The report draws on the perspectives of HR professionals, shining a never-before-seen light on mental health and wellness in America. For example, about 1 in 5 (21 percent) respondents working for organizations that don't offer mental health benefits say their organizations don't have the resources, while another 21 percent of respondents believe it's too expensive to act.
Here are some highlights to consider.
The Struggle Is Real
- The Economic Cost: The World Health Organization estimates that the global economy has lost $1 trillion due to anxiety and depression alone.
- Workers Need More: Nonetheless, 41 percent of employees believe their organization does not offer enough help, with a lack of employer resources a stumbling block for many.
- Employers Step Up: Nearly 78 percent of organizations currently offer workplace mental health resources or plan to offer such resources in the next year.
HR Is Part of the Solution
- HR Speaks Up: 94 percent of HR professionals believe organizations can improve the health of employees by offering mental health programs. They point to increased productivity, employee retention and attracting new talent as additional reasons to support mental health.
- Supervisors Step Up: Employees who are struggling with mental health challenges cite demonstrating empathy, encouraging them to take time off, and offering remote or flexible work options as the top supportive responses from their managers.
- Team Spirit Counts: When their co-workers are aware that they are struggling with mental health challenges, employees cite demonstrating empathy and sharing mental health resources as the top supportive responses.

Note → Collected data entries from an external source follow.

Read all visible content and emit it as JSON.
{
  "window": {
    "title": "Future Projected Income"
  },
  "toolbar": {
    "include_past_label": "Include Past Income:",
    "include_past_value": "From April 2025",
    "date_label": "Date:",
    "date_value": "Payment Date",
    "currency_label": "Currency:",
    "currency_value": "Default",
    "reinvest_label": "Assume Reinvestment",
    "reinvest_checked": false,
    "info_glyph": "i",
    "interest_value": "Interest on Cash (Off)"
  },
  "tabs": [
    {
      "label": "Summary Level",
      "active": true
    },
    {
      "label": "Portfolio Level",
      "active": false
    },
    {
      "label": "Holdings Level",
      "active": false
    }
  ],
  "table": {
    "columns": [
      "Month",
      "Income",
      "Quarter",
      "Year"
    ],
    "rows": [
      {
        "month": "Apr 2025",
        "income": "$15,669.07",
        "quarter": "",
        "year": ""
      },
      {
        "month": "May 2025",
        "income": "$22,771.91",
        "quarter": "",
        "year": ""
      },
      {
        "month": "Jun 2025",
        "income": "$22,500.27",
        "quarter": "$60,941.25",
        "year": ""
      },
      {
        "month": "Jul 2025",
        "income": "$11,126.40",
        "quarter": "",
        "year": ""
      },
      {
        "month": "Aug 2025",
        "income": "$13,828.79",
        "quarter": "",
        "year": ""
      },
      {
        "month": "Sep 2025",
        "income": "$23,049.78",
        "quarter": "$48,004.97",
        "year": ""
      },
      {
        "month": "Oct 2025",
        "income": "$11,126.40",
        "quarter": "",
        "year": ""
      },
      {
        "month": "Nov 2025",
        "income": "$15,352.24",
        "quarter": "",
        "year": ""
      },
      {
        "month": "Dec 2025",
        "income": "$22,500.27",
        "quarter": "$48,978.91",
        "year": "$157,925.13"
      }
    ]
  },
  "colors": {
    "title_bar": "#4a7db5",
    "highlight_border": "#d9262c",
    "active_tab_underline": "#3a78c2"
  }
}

SHRM has stepped up its advocacy for policies that support employers in helping employees respond to mental health challenges and access mental health services. We were pleased to share this fact sheet fact sheet with members of Congress.
SHRM will also continue working to grow awareness on this issue and provide HR practitioners with the skills they need to build mental-health-friendly workplaces. This month, and every month, each of us should ask the question, “Mental Health at Work: What Can I Do?”